Reducing fractures in diamond-milled lithium metasilicate/disilicate glass-ceramics (LMGC/LDGC) by ultrasonic vibration-assisted machining

Digital CAD/CAM milling of aesthetic glass-ceramics in dental restorations induces extensive surface damage to the materials, jeopardising the quality of the restorations. This study aimed to reduce fractures in lithium metasilicate and disilicate glass-ceramics (LMGC and LDGC) induced by novel ultrasonic vibration-assisted machining for improved surface quality. Ultrasonic vibration-assisted machining of LMGC and LDGC was performed using a digital high-speed ultrasonic milling machine. Machining-induced surface fractures were quantitatively assessed in terms of 3D surface height, spatial, and hybrid parameters as a function of vibration amplitudes using a 3D white light profilometer. Damage morphologies were examined using scanning electron microscopy (SEM). Machining-induced surface fractures significantly depended on material microstructures, mechanical properties associated with brittleness and machinability indices, and ultrasonic machining vibration amplitudes.

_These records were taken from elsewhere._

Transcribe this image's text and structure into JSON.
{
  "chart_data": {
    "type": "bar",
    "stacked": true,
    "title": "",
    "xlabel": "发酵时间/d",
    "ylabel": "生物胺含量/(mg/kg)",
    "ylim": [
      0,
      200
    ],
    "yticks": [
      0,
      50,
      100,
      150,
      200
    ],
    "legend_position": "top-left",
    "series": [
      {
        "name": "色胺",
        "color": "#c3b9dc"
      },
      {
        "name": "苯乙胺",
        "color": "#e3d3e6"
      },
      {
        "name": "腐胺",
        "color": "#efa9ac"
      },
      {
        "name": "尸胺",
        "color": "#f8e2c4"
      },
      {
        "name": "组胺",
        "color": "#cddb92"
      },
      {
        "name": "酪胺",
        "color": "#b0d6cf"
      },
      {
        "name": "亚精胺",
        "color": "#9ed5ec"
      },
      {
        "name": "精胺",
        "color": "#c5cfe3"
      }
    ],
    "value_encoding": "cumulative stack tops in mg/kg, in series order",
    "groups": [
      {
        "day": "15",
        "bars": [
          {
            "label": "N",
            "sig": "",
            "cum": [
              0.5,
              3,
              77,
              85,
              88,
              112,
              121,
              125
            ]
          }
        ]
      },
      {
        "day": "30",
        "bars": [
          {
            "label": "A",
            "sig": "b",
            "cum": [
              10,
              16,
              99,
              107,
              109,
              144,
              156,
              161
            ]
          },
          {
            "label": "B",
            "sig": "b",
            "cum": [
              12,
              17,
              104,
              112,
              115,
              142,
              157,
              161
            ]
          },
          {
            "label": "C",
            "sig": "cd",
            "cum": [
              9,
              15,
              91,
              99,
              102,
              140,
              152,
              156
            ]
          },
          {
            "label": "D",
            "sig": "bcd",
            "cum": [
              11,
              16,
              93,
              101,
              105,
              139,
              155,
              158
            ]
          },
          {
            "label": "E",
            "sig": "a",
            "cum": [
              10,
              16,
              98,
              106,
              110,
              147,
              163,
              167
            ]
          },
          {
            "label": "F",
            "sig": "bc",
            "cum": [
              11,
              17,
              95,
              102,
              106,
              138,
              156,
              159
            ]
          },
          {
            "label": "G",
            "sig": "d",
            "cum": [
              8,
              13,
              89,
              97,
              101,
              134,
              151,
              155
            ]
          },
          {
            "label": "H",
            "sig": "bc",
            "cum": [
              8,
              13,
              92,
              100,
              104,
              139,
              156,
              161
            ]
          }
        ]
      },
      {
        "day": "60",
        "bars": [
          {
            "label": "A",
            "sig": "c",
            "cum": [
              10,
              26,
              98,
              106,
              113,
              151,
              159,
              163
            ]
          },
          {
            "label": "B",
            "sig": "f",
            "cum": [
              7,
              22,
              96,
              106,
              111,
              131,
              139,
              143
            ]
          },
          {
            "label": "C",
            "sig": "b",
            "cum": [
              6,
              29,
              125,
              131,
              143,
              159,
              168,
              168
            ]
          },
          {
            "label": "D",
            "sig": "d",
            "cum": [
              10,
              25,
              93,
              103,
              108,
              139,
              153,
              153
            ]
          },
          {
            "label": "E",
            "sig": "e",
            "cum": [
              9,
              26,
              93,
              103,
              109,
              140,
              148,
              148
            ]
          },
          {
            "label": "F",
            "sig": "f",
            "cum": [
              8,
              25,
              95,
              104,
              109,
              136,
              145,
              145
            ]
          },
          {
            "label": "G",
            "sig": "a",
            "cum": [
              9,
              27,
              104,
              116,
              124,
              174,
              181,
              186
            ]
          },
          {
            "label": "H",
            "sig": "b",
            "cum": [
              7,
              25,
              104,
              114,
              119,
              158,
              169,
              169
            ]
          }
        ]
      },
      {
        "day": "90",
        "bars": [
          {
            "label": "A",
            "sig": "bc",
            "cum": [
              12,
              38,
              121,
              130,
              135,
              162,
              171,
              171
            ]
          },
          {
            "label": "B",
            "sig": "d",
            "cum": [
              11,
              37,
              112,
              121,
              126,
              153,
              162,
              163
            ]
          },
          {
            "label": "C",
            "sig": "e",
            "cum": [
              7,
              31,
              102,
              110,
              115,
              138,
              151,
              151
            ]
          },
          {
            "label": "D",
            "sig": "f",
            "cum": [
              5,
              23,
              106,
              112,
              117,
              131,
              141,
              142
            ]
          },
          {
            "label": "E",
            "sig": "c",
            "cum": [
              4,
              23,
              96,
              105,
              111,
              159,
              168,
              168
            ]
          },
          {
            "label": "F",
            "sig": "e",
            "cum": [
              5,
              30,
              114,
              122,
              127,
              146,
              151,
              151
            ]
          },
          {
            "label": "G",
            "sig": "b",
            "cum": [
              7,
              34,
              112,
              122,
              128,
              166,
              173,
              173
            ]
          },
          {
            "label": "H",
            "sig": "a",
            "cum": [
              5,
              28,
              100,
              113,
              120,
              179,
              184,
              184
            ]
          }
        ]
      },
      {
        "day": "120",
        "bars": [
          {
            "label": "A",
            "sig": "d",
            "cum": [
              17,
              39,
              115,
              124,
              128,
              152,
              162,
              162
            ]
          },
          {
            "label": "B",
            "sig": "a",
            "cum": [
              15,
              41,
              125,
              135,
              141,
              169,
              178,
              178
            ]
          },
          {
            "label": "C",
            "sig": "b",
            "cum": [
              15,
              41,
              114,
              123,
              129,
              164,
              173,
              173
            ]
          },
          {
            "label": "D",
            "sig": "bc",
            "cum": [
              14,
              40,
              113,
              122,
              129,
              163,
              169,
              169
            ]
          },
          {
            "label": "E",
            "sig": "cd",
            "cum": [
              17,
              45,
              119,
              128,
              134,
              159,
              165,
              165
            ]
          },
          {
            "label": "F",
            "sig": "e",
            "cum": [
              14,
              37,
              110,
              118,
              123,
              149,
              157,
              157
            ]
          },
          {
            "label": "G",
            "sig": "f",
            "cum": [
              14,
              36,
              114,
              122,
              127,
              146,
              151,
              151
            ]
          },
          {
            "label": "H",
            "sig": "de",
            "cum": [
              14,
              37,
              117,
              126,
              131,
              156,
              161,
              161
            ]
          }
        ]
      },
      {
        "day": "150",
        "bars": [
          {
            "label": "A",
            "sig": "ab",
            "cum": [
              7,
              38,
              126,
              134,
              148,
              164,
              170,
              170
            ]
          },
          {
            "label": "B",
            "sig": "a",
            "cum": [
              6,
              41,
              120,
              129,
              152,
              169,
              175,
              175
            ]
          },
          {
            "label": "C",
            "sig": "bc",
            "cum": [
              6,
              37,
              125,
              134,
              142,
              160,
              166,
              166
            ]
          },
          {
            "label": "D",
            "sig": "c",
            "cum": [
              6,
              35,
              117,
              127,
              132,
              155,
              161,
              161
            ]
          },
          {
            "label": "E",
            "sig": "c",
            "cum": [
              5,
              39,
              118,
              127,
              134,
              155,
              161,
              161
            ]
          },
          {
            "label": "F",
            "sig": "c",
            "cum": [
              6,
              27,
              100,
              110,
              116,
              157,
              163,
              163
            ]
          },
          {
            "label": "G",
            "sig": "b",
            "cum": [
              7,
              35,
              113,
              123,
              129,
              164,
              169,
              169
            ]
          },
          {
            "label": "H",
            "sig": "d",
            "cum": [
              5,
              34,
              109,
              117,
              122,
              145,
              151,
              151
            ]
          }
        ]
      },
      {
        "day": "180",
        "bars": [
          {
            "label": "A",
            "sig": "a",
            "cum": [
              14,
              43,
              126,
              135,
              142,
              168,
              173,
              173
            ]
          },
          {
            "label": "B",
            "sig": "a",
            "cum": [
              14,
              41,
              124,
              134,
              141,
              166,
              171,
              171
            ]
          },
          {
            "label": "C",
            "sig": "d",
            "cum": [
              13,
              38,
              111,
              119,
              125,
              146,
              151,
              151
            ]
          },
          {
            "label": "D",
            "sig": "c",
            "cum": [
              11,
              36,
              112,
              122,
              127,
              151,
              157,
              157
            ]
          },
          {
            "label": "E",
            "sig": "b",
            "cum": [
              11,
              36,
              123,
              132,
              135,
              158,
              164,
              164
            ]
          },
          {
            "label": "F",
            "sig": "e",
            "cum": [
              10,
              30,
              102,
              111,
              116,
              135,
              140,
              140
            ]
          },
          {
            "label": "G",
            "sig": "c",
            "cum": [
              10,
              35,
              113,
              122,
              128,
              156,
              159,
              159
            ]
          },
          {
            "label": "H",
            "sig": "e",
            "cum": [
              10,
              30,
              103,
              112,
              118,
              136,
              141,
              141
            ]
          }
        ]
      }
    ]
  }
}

Higher brittleness indexed LMGC produced more surface damage than LDGC. Thus, LMGC surfaces had significantly higher 3D surface height, spatial, and hybrid parameters than LDGC, except texture aspect ratios. Brittle fracture dominated all material removal but ultrasonic machining at an optimized vibration amplitude of 3 μm promoted localized ductile deformation in LMGC and LDGC, and significantly improved the surface quality. Ultrasonic vibration-assisted machining at the optimized vibration amplitude enabled the surface quality improvement for both LMGC and LDGC. Further, one-step (direct) machining of LDGC can be approached for rapid high-quality ceramic restorations, replacing the two-step procedure for LMGC and saving the fabrication time.